9 Responses to “天淨沙”: 秋思 (元) 馬致遠

  1. frank yue says:

    天净沙·秋思 元·马致远
    枯滕,老树,昏鸦。
    小桥,流水,人家。
    古道,西风,瘦马。
    夕阳西下,
    断肠人在天涯。

    Tune: Sunny Sky Over Clear Sand
    “Autumn Thoughts” Ma Zhiyuan (Yuan)

    To withered-vine entwined old trees, return the ev’ning crows.
    Through a small bridge, the clear stream around a homely house flows.
    Lonely ancient road, west wind swept, the lean horse trots along.
    The sun sets in the west and is gone.
    Heart-broken, on life’s journey far from home I soldier on!

    (tr. frank c w yue)

  2. frank yue says:

    hi, y k,

    may i post an alternative (and hopefully more faithful) rendition of this famous and popular yuan ‘qu’ in 13 syllable verse with the original AAAAA rhyme. thanks!

    Tune: “Tian Jing Sha” (Clear Sky and Sands)– Autumn Thoughts
    by Ma Zhiyuan (1250-1321)

    On dried-vine-entwined old trees, rest crows when the day’s done,
    Through a small bridge by a house, the stream’s ne’er ceased to run,
    On an antique road, west wind swept, a gaunt horse does run,
    In the west sets the sun,
    O At the verge of the sky is the heart-broken one!

    frank

  3. YK 1965 says:

    “an antique road”–a collectible?

    “swept”–Why past tense/participle?

    “verge of the sky” or “brink of heaven”?

  4. frank yue says:

    hi, y k,

    1. ‘antique’ is a synonym for ‘ancient’.
    (antique road = ancient road)

    2. this is an inversion and it refers to the immediately preceding ‘ancient road’ swept by the chilly west wind…

    3. verge of the sky = at the horizon = the end of the earth.
    “brink of heaven” might be somewhat misleading in things like “going to heaven”.

    frank

  5. YK 1965 says:

    1. Caution: Synonyms are related words of similar meaning, but they have different connotations. Can we say that the Great Wall is an antique wall? Ask a native English speaker, if you wish.

    2. Do you mean passive voice?

    3. At the boundary of firmament without entering it

  6. frank yue says:

    thanks, y k,

    about this one?

    Tune: “Tian Jian Sha” (Sunny Sky Over Clear Sand)
    –“Autumn Thoughts” Ma Zhiyuan (Yuan Dynasty)

    Toward dried vines, old trees, ev’ning crows fly,
    Small bridge, some homesteads, stream flows by,
    On west-wind swept o’road, gaunt horse ply,
    The sun sets in the west sky,
    At earth’s end, heartbroken am I!

    frank

  7. YK 1965 says:

    -The correct pinyin spelling of the tune should be “Tian Jing Sha”.

    -ol’road; gaunt horse plies—This line is a bit contrived in order to rhyme on the same tone throughout. The original poem is not in this rhyming pattern.

    -I am not sure Ma referred himself as heartbroken. You make it sound this way only for rhyming.

  8. frank yue says:

    hi, y k,

    thanks for your input.

    (i was v busy the last few days as a dear friend was dying; now she’s in heaven. God bless her gentle soul!)

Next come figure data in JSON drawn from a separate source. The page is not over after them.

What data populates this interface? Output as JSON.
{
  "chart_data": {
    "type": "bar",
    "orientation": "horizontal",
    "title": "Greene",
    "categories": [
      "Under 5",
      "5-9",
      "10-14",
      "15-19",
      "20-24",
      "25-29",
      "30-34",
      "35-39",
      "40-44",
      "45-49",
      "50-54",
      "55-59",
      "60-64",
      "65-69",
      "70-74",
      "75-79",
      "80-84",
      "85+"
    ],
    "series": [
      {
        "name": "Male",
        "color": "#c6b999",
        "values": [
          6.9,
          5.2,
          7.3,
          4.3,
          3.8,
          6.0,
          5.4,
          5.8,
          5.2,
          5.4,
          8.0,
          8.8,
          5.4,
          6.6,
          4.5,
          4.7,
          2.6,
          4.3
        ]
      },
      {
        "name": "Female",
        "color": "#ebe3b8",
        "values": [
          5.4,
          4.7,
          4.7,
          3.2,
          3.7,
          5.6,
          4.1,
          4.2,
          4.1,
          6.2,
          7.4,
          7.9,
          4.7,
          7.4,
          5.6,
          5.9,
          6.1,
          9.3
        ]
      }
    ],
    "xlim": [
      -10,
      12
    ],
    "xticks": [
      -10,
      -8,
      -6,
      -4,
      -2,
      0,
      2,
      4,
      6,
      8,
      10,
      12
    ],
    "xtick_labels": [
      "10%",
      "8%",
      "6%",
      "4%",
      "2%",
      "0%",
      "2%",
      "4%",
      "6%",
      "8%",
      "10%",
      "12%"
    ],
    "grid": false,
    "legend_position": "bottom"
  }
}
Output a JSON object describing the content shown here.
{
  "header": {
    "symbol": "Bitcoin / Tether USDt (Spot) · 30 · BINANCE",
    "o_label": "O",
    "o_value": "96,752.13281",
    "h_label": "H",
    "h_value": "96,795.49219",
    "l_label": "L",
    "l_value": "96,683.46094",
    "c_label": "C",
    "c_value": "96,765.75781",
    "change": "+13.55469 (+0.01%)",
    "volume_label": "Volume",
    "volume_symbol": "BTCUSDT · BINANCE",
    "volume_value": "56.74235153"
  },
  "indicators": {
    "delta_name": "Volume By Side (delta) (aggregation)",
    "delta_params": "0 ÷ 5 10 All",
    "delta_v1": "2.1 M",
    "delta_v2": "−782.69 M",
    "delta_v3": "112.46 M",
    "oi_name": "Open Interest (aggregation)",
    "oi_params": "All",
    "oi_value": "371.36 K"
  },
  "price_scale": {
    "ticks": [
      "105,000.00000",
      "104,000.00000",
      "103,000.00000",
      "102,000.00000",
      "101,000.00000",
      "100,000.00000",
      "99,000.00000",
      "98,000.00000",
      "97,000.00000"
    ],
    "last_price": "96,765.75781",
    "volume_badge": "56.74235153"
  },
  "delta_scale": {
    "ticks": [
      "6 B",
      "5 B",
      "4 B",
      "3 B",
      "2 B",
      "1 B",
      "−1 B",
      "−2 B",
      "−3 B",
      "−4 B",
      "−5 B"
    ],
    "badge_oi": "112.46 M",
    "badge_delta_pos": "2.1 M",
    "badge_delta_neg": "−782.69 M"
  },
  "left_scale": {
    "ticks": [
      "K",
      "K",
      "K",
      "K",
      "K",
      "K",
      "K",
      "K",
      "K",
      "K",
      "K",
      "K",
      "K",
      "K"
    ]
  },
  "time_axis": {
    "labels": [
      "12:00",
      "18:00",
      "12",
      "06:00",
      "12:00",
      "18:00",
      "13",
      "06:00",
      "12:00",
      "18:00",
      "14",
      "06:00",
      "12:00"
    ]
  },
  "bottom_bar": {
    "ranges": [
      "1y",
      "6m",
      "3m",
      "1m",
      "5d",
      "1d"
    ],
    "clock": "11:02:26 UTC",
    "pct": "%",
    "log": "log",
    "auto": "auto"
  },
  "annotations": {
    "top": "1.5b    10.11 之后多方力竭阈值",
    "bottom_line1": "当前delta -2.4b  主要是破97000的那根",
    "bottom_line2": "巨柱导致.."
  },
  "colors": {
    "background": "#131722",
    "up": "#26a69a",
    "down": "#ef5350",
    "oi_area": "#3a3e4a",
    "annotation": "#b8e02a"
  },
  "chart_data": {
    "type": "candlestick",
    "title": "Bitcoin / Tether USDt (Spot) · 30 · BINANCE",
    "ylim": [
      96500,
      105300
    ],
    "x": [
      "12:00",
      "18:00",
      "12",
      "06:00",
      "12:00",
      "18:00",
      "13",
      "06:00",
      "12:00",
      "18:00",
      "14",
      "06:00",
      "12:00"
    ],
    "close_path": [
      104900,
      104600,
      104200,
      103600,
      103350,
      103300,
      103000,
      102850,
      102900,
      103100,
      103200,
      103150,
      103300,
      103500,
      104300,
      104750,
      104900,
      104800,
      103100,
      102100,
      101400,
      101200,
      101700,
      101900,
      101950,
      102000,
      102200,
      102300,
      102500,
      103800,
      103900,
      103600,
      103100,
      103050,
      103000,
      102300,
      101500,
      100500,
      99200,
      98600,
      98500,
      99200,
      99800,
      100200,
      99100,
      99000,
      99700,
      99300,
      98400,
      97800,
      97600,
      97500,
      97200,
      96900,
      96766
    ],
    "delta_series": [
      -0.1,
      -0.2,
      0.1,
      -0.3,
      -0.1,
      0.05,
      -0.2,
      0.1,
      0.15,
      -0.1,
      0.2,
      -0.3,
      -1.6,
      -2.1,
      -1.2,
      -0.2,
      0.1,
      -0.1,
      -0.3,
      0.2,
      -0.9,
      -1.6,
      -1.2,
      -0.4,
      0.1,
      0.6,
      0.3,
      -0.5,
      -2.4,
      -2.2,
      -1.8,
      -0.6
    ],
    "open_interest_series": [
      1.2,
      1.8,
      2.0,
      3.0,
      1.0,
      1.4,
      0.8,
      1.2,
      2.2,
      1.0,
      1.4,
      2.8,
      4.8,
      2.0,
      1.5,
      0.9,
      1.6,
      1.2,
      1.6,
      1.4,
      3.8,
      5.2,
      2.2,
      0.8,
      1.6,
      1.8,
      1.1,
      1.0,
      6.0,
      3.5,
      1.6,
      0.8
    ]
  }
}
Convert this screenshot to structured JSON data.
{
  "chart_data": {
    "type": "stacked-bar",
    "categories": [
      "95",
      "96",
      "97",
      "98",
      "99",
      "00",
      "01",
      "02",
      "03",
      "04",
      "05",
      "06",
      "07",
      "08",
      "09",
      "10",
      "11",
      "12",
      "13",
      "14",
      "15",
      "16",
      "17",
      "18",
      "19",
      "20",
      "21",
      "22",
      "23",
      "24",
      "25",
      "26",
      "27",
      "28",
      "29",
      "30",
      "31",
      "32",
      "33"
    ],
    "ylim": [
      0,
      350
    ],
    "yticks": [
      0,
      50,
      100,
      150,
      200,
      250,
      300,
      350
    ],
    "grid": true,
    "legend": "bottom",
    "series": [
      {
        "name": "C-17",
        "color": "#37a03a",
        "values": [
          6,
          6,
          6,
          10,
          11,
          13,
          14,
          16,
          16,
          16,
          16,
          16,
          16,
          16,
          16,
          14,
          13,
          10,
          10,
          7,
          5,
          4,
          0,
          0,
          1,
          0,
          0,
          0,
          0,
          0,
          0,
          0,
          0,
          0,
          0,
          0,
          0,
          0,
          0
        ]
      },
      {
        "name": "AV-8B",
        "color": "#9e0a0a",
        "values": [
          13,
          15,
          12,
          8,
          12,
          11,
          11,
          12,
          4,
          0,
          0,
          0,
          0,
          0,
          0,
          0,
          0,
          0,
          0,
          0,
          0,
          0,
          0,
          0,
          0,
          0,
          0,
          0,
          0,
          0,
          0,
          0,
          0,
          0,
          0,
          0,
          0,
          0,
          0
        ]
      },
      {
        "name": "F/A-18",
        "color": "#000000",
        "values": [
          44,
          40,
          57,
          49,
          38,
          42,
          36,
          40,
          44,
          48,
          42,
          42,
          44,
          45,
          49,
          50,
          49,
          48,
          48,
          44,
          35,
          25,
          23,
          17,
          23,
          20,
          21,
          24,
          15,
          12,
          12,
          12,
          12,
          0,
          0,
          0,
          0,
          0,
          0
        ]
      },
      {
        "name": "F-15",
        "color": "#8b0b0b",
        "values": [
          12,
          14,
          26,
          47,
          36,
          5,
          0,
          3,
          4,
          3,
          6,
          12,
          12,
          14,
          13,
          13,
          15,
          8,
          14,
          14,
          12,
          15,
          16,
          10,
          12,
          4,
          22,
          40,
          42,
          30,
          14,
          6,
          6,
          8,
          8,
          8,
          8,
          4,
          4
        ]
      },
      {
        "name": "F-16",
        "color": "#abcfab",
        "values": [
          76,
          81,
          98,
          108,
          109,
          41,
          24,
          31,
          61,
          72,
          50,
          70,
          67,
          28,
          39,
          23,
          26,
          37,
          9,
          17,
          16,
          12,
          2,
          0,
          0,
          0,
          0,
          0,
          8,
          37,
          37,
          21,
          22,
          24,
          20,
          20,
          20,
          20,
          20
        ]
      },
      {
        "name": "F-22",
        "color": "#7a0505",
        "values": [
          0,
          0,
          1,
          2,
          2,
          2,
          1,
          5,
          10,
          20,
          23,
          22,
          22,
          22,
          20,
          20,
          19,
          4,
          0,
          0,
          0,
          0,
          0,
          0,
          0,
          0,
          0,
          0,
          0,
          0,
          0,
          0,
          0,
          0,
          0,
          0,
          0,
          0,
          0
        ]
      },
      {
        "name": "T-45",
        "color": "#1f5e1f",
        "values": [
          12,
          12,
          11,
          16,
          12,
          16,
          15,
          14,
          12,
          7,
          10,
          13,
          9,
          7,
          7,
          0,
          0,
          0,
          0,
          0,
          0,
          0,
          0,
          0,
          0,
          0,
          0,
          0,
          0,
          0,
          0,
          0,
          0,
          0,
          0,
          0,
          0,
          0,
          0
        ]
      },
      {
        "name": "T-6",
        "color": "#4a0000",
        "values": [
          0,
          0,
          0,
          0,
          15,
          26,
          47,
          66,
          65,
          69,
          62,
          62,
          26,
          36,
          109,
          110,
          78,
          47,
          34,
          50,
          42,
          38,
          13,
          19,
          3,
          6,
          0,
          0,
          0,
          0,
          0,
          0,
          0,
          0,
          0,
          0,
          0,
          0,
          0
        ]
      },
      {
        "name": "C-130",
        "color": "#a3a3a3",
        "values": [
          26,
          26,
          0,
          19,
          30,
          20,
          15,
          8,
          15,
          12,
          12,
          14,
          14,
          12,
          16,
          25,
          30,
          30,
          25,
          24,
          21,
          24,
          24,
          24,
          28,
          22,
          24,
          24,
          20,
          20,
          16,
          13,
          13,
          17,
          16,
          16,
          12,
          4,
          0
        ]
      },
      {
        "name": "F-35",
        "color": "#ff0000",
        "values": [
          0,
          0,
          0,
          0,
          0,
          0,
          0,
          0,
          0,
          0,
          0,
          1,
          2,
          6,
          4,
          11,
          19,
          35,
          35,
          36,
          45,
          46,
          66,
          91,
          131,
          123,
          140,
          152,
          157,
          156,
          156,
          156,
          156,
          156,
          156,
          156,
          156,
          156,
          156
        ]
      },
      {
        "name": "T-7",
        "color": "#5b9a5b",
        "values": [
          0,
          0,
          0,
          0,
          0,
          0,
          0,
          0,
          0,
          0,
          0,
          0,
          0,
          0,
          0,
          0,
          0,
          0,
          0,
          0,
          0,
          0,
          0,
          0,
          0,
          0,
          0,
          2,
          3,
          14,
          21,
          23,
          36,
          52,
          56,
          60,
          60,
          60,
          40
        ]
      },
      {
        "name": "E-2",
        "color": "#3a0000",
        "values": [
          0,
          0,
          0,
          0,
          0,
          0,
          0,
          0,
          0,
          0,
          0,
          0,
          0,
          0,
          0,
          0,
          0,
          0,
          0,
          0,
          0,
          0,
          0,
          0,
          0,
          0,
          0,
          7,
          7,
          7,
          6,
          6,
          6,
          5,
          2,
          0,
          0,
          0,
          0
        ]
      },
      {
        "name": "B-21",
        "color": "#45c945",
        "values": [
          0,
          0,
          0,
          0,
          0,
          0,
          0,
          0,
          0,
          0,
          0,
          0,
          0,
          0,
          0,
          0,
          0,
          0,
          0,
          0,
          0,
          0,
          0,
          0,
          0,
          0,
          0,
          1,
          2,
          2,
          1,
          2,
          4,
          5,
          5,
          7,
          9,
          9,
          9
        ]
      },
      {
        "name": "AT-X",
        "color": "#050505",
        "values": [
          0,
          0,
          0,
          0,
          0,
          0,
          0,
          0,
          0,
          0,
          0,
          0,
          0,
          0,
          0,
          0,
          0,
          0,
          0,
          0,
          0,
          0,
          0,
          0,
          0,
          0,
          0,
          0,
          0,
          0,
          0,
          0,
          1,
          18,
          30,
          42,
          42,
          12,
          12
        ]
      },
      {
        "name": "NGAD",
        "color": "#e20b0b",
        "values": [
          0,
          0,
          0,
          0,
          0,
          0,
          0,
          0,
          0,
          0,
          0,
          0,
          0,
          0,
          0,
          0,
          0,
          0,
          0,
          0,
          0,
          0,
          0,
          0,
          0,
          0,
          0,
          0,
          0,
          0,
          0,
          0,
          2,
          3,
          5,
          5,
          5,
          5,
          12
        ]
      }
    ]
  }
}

    1. correct pinyin noted.

    2. for the ‘antique road’, i know this is not colloquial; what i had in mind was ‘antique trade route’ as in the famed 荼馬古道 in ‘古道’. so it should be
    rendered probably as ‘antique (trade) route’.

    3. as ‘天涯’ is ‘tian ya’ in putonghau, ma zhiyuan’s ‘yuan qu’ is of the AAAAA rhyme scheme (with an ‘a’ or ‘ah’ sound.) so, my rhyme scheme of
    ‘fly, by, plies, sky, I’ is faithful a la the original.

    4. of course, grammatically speaking, it should be ‘Antique route, west wind,
    gaunt horse plies.’ (for line 3). am checking further with andrew wong to see if ‘ply’ could be deemed acceptable (as i’ve seen it so used, not the same word of course, by some famed english poet.)

    5. to me, ‘断肠人’ is a heartbroken or forlorn (uncared for, forsaken) person.

    frank

    frank

  9. YK 1965 says:

    Frank, may your friend rest in peace.

    1. Pinyin is a currently accepted phonetic system for the standard transliteration of 普通话 putonghua (common [Mandarin] Chinese dialect).

    2. 荼馬古道 is your conjecture. Ma Zhiyuan did not specify this route. Its name does not have the connotation of ‘antique’, rather ‘antiquity’. It did not deal with antiques either.

    3. The ending of each line of Ma’s poem is ‘-a’ or ‘-ia’, which is a diphthong. They are not of exactly the same tonality.

    4. It is hard to imagine a gaunt horse regularly traveling (plying) over an old trade route as you imply it doing its job.

    5. Do you really think of Ma Zhiyuan’s self-pity in his poem? Why?